The Buddha said, “ignorance is the leader in the attainment of unskillful qualities, followed by a lack of conscience and lack of concern. Immersed in ignorance, wrong view arises. In wrong view, wrong resolve arises. In wrong resolve, wrong speech arises, thus follows wrong action, wrong livelihood, wrong effort, wrong mindfulness, and wrong concentration.

As a child, my grandmother had put in a wall of mirrors in her house against one wall. Not paying attention, I walked full-force and straight into the wall. Who hasn’t walked into a glass door at least once in their life? We have all smashed our noses at some point, because our perceptions are often habituated and much of what we do in life is on cruise control. There is just too much information in our daily lives to be cognize every detail in every moment. We expect the world to react in a predictable way and are surprised when it doesn’t. “Bam!” We end up with our noses turned sideways wondering how we could have been so foolish not to see the door knob or ourselves in the mirror: details that become obvious after the fact.

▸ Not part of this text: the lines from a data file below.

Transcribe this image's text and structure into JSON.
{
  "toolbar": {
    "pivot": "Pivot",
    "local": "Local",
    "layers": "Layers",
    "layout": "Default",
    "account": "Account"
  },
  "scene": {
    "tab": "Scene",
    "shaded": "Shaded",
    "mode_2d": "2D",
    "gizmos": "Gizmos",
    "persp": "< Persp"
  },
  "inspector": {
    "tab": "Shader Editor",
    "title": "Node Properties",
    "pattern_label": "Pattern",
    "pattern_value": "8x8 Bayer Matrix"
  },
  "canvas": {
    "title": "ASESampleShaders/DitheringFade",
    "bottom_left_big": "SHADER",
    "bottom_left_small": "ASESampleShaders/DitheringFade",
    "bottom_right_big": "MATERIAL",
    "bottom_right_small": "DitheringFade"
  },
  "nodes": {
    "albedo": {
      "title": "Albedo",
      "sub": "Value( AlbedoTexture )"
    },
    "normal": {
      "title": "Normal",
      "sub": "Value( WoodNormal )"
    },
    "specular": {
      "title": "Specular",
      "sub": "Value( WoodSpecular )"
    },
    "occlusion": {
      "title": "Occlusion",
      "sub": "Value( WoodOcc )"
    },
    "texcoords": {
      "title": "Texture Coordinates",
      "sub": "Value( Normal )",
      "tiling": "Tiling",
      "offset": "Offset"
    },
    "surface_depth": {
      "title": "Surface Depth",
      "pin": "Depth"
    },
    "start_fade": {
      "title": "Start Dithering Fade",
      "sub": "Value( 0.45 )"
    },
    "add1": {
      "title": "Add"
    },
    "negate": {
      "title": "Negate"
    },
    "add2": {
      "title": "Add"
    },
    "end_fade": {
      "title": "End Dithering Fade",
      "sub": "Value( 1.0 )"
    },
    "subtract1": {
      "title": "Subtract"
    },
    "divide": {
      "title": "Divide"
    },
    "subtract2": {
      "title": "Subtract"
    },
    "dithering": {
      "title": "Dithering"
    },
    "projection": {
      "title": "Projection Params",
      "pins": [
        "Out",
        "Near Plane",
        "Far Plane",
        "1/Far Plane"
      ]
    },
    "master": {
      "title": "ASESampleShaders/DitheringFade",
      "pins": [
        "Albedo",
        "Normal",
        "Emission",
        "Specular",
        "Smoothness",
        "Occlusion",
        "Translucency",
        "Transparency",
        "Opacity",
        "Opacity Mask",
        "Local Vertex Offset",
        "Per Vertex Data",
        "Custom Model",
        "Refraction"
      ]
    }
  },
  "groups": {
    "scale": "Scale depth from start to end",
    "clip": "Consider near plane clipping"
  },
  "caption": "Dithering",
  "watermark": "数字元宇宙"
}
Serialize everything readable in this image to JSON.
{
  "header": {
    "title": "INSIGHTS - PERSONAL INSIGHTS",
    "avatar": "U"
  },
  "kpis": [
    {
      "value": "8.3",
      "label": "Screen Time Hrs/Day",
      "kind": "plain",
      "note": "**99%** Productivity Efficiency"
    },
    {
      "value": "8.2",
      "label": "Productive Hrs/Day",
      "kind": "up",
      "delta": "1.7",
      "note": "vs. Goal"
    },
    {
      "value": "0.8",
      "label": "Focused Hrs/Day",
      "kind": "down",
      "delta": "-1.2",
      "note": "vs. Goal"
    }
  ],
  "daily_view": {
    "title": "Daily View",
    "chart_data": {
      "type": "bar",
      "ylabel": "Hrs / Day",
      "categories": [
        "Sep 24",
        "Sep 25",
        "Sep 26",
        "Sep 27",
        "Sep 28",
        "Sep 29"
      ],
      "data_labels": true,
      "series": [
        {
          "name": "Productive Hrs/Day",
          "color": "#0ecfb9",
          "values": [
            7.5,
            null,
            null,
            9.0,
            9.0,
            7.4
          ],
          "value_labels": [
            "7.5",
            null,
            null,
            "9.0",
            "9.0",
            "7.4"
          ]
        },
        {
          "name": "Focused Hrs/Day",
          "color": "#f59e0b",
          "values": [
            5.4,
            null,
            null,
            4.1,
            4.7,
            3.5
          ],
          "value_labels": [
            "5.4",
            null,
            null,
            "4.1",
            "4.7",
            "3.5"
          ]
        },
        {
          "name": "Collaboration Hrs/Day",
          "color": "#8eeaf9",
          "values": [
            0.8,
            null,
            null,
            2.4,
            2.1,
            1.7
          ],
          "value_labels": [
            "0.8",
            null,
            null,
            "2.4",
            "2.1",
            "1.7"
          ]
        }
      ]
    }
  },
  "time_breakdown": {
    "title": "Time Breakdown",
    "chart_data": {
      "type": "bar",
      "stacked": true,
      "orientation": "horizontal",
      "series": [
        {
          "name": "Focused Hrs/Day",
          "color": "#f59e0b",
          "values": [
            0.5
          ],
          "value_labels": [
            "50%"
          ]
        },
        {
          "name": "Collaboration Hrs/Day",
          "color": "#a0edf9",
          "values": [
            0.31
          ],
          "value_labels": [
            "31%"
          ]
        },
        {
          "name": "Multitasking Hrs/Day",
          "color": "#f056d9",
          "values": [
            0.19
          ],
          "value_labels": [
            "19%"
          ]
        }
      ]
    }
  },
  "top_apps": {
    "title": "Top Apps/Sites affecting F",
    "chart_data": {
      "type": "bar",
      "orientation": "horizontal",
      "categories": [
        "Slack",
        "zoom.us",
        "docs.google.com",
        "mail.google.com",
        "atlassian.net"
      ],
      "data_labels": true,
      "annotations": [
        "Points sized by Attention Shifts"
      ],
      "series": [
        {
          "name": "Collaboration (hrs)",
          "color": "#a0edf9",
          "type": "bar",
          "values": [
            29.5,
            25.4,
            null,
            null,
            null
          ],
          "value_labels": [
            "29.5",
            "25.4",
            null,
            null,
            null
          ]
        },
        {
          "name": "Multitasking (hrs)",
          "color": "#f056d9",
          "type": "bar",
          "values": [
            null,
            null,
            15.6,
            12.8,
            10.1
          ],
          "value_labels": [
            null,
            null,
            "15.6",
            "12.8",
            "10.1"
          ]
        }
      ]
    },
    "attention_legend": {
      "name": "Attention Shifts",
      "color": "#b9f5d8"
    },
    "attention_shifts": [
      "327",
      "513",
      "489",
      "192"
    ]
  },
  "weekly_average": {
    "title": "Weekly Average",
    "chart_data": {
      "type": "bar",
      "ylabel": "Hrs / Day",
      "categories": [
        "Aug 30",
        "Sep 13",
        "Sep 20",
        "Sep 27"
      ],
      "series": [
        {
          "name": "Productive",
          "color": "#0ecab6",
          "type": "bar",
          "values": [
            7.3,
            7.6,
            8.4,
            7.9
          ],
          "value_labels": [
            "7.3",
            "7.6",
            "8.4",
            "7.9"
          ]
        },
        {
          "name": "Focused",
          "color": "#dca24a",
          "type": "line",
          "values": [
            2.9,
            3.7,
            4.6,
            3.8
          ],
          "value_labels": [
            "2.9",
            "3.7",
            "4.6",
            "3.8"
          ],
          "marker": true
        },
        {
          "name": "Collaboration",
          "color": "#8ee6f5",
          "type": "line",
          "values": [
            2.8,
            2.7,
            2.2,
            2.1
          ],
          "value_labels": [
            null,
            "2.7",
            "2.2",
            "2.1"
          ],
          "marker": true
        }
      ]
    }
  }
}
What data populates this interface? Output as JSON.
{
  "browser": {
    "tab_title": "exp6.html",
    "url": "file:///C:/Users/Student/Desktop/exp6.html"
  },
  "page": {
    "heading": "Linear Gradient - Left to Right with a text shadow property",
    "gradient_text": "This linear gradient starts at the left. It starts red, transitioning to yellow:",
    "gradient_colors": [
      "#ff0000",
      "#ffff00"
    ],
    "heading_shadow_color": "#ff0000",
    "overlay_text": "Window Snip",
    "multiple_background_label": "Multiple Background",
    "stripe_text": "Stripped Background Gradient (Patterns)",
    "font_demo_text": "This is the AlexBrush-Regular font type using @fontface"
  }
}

The Buddha said, “From ignorance comes fabrications. From fabrications comes sense-awareness, name & form, the senses, contact, feeling (or value impressions), craving, clinging and the arising and passing all things.”

This is the dependent condition of who we are. All suffering exists because we exist. With the condition of birth, we suffer pains, discontentment, aging, sorrow, illness and death. Not just with the gross reality of our lives as a whole process, but as an infinite series of processes. From ignorance we form delusions of the way things are, we create opinions and cravings and eventually opinions and emotions about things. The arising of anger, love, sorrow, etc. all arise form their own dependent originations.

If you had asked a friend to give you a ride and they are late, what arises? Not knowing what happens we start to create the stories: he forgot, he blew me off, he is in the wrong place, he is in an accident, etc. Each story that runs through our head gives rise to different conclusions and emotions. Each is validated and fed by our own ego. And when our friend finally arrives, we still cling to stresses and frustrations created by our imaginations.

Without a proper foundation of how to recognize the arising and passing of phenomena, we continue to unmindfully live on “cruise control” in many aspects of our lives, which affect our overall ignorance of perception. We assume the door is open and do not look to see if it is a glass door and inevitably we find ourselves a painful reminder that life is not what is seems.

And even at that point of awareness, we may not be able to overcome our conditioning. Some of our paradigms and constructs of the mind are so rooted within us, that they seem integral to who we are. We know that what we see is reality, so we cannot resolve the conflict of our perception with our intellect when we see a magic trick in front of us: even when we KNOW it is an illusion.

The Buddha said, “There are three taints: the taint of sensual desire, the taint of being and the taint of ignorance. However, it is the taint of ignorance that all other taints follow.” With the cessation of ignorance, there is right view and understanding.

Ignorance is the source of the three poisons: hate, greed and delusion. Without an understanding of what is and what is not, we develop false relationships with the phenomena around us. We crave for some phenomena and reject others. With ignorance we are deluded into thinking that our conditioning created by habits and false view is true reality. However, when we understand suffering, the cause of suffering, and the practices to end suffering; we deconstruct the conditioned world we live in and start living in an unconditioned reality of wisdom and right view.

This isn’t as difficult as it seems. When the secrets of a magic trick are revealed, it is often amazing how simple they are, how blind our minds have become and how willingly gullible the universe is to its own constructed reality.

Ajahn Brahm said, “Buddhism is different than most other religions because it never asks us to make the facts match the dhamma. The dhamma must always match the truth or it is not dhamma.”

The world is a magical place, full of illusions and misdirections, rationalizations and delusions. It is through Buddhist practice that we develop the skills to exist beyond all of that.